I have nothing further to say. Excellent job. Keep on writing!


*Gold* My review has been submitted for consideration in "Good Deeds Get CASH!.
4
4
Review of Last Day  
Review by Sir Sevi
Rated: 13+ | (4.0)
A very good story overall. I enjoyed the atmosphere of it. The sense of realism portrayed as the story continues to unfold. I also like the touch of how the reader is left unsure of whether this is his mind tormenting him with guilt over what he did or if it's the actual ghost of his daughter.

However, there is room for improvement. When you bring in the guards, they seem polite and almost sympathetic. I'm unsure if this is how real prison guards act, seeing as most who work with criminals know about the reasons why they are there. Following this logic, I think it highly unlikely that the guards would be so nice to Lomas and on the contrary would despise someone capable of killing his wife and daughter in what seems like cold blood.

The other issue which is both a boon and a detrimental flaw is not unveiling the reason as to why he did it. Why he killed his daughter and wife.

My advice would be to review and edit the tense of the story seeing as how you have "stood" in several places when it should be "standing".

All in all, I enjoyed the story. It needs some fine tuning and a bit more torment to get the reader to really feel the desperation, regret and fear that Lomas is feeling.

I especially like the ending, seeing as how you leave it as a hanger, but it still gives the desired ending.


*Gold* My review has been submitted for consideration in "Good Deeds Get CASH!.
5
5
Review of Meditation Room  
Review by Sir Sevi
Rated: E | (4.0)
I-I... Have no idea what to make of this story. At first I believed it to be of a character meditating in a room and then passing away.
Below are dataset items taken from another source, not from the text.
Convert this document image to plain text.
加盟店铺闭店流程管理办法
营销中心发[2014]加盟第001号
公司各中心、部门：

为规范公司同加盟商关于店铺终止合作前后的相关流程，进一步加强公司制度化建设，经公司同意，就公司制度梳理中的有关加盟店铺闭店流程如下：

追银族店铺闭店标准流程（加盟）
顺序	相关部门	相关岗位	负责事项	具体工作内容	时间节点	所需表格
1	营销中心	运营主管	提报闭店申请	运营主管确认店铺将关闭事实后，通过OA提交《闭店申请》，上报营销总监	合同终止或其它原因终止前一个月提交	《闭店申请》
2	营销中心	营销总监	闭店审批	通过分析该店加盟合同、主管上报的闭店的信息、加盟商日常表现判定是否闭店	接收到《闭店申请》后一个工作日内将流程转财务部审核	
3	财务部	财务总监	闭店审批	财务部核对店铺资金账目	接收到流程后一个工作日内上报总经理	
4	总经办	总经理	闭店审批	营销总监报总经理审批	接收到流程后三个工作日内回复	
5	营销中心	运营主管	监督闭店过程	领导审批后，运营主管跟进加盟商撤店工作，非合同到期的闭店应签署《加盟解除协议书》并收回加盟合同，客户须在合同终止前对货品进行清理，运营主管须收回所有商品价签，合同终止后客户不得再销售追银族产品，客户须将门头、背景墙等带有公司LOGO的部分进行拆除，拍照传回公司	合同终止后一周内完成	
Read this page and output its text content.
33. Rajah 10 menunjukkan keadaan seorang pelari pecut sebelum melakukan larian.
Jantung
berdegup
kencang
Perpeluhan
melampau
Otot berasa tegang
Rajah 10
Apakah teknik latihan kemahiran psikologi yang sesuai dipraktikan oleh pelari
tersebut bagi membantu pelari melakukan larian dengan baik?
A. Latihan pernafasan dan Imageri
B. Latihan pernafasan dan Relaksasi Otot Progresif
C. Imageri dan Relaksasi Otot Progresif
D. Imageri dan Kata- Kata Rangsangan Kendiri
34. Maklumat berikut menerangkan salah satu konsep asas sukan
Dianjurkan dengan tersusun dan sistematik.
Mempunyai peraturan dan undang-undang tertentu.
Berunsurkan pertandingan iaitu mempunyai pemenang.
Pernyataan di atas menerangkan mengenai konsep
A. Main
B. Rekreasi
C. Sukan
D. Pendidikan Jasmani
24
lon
Perhaps a suicide in a bath or an untimely passing due to unforeseeable circumstances.

But just as the story continued to progress and the truth was revealed, I did not know what to feel. I felt like I was drawn in unwillingly to something that held promise only to be turned around and slapped on the back with a kick me sign.

The story by the definition of its genre holds what it promises, a comedic revelation towards the end of the story. It could have been a bit more well delivered, perhaps adding a funny struggle before the dozing slumber overtook the character; fighting off constipation and sleep.

Change "adrift " to "to drift" for a better flow.

add an on between down and my.==>that pushed down my lids

Aside from that, I still don't know what to make of this story. It wasn't bad, that's for sure. It did its job and holds true to its genre. Keep on writing!


*Gold* My review has been submitted for consideration in "Good Deeds Get CASH!.
6
6
Review by Sir Sevi
Rated: E | (4.0)
Seems to me that the poem is about someone who avoids the light and warmth that summer brings. Who also avoids the rebirth and sense of purity that comes with spring. It's a nice piece, though I would love to see it lengthened. To see it go more in depth towards why the person finds solace and comfort within decay and solitude. To have it appeal and make the reader sympathize with the reasons of the poet.

It's a very interesting piece that I would love to see go more in depth. Nice work, keep on writing.